Economic Freedom Fighters (EFF) leader Julius Malema has also cautioned that the transition would cripple South Africa’s coal mining sector.
Last week, after the treasury announced that it had entered into multi-year loan agreements for R34 billion to support the transition, the EFF said the loans were a strategic plan by the ANC to mire the country in debt, a move attributed to the party’s diminishing political power and control.
“South Africa does not need any loans to resolve its energy crisis. The so-called ‘just energy transition’ is nothing but a plot to undermine South African sovereignty and enable profiteering at the expense of our people,” said EFF spokesman Sinawo Thambo.
The National Union of Mineworkers has also called for additional consultations on the transition plan due to the risk it poses to about 51 000 jobs.
Minister of Mineral Resources and Energy Gwede Mantashe recently described the plan as a “foreign concept” originating from developed nations, asserting that it does not apply to South Africa.
At an event hosted by the Black Business Council in July, he strongly criticised the pace of South Africa’s shift to renewable energy, urging the country to prioritise energy sovereignty and resist being a conduit for ideas from the developed world.
The ANC found itself divided on the issue during its 2022 policy conference, with “coal fundamentalists” opposing the transition, while others, particularly those aligned with Ramaphosa, expressed support for it.
Wealthy countries, including Germany and France, and others in the EU, the UK and the US, also known as the International Partners Group (IPG), committed $8.5 billion over three to five years to help South Africa in its transition from coal.

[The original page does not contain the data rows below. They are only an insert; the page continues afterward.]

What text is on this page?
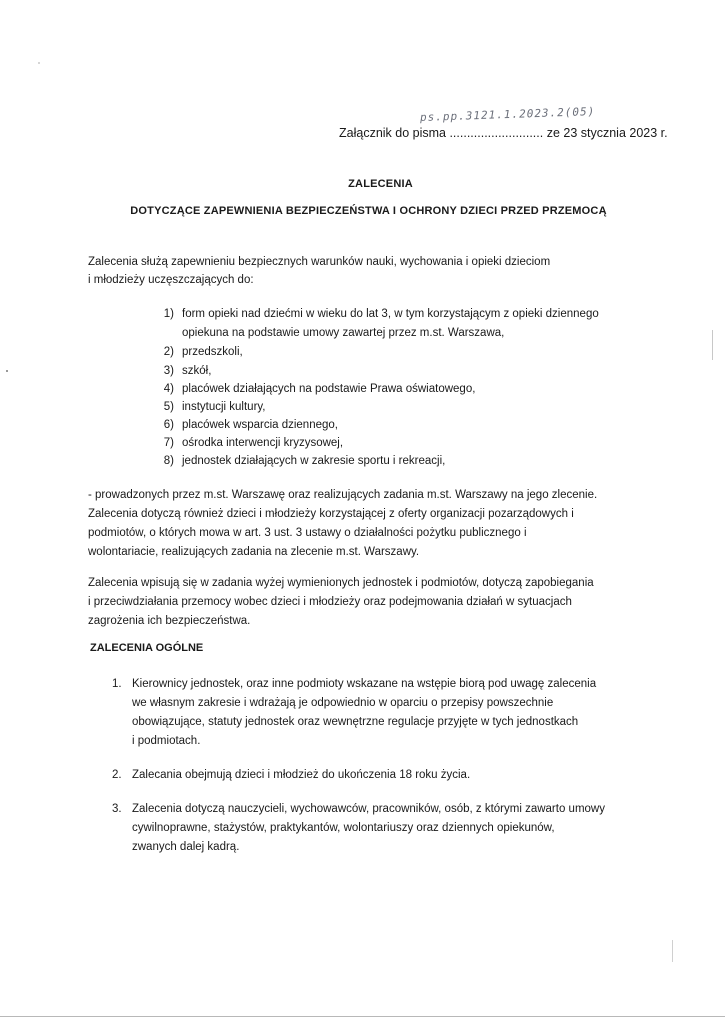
ps.pp.3121.1.2023.2(05)
Załącznik do pisma ........................... ze 23 stycznia 2023 r.
ZALECENIA
DOTYCZĄCE ZAPEWNIENIA BEZPIECZEŃSTWA I OCHRONY DZIECI PRZED PRZEMOCĄ
Zalecenia służą zapewnieniu bezpiecznych warunków nauki, wychowania i opieki dzieciom
i młodzieży uczęszczających do:
1) form opieki nad dziećmi w wieku do lat 3, w tym korzystającym z opieki dziennego
opiekuna na podstawie umowy zawartej przez m.st. Warszawa,
2) przedszkoli,
3) szkół,
4) placówek działających na podstawie Prawa oświatowego,
5) instytucji kultury,
6) placówek wsparcia dziennego,
7) ośrodka interwencji kryzysowej,
8) jednostek działających w zakresie sportu i rekreacji,
- prowadzonych przez m.st. Warszawę oraz realizujących zadania m.st. Warszawy na jego zlecenie.
Zalecenia dotyczą również dzieci i młodzieży korzystającej z oferty organizacji pozarządowych i
podmiotów, o których mowa w art. 3 ust. 3 ustawy o działalności pożytku publicznego i
wolontariacie, realizujących zadania na zlecenie m.st. Warszawy.
Zalecenia wpisują się w zadania wyżej wymienionych jednostek i podmiotów, dotyczą zapobiegania
i przeciwdziałania przemocy wobec dzieci i młodzieży oraz podejmowania działań w sytuacjach
zagrożenia ich bezpieczeństwa.
ZALECENIA OGÓLNE
1. Kierownicy jednostek, oraz inne podmioty wskazane na wstępie biorą pod uwagę zalecenia
we własnym zakresie i wdrażają je odpowiednio w oparciu o przepisy powszechnie
obowiązujące, statuty jednostek oraz wewnętrzne regulacje przyjęte w tych jednostkach
i podmiotach.
2. Zalecania obejmują dzieci i młodzież do ukończenia 18 roku życia.
3. Zalecenia dotyczą nauczycieli, wychowawców, pracowników, osób, z którymi zawarto umowy
cywilnoprawne, stażystów, praktykantów, wolontariuszy oraz dziennych opiekunów,
zwanych dalej kadrą.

This year, the IPG announced that Denmark and the Netherlands had joined the agreement, elevating the commitment to $9.3 billion.
“A significant proportion of these funds are being spent on economic diversification, training and reskilling projects in Mpumalanga province, where over 85% of coal-related jobs are currently based,” the IPG said in a statement.
In addition, the IPG has restated its dedication to aiding South Africa in its initiatives to deploy more renewables by providing funding for the transmission network expansion.
The JET-IP identifies three primary focus areas: electricity, new energy vehicles and green hydrogen, with the majority of the R1.5 trillion (approximately 80%) allocated to facilitate the transition and growth of these industries.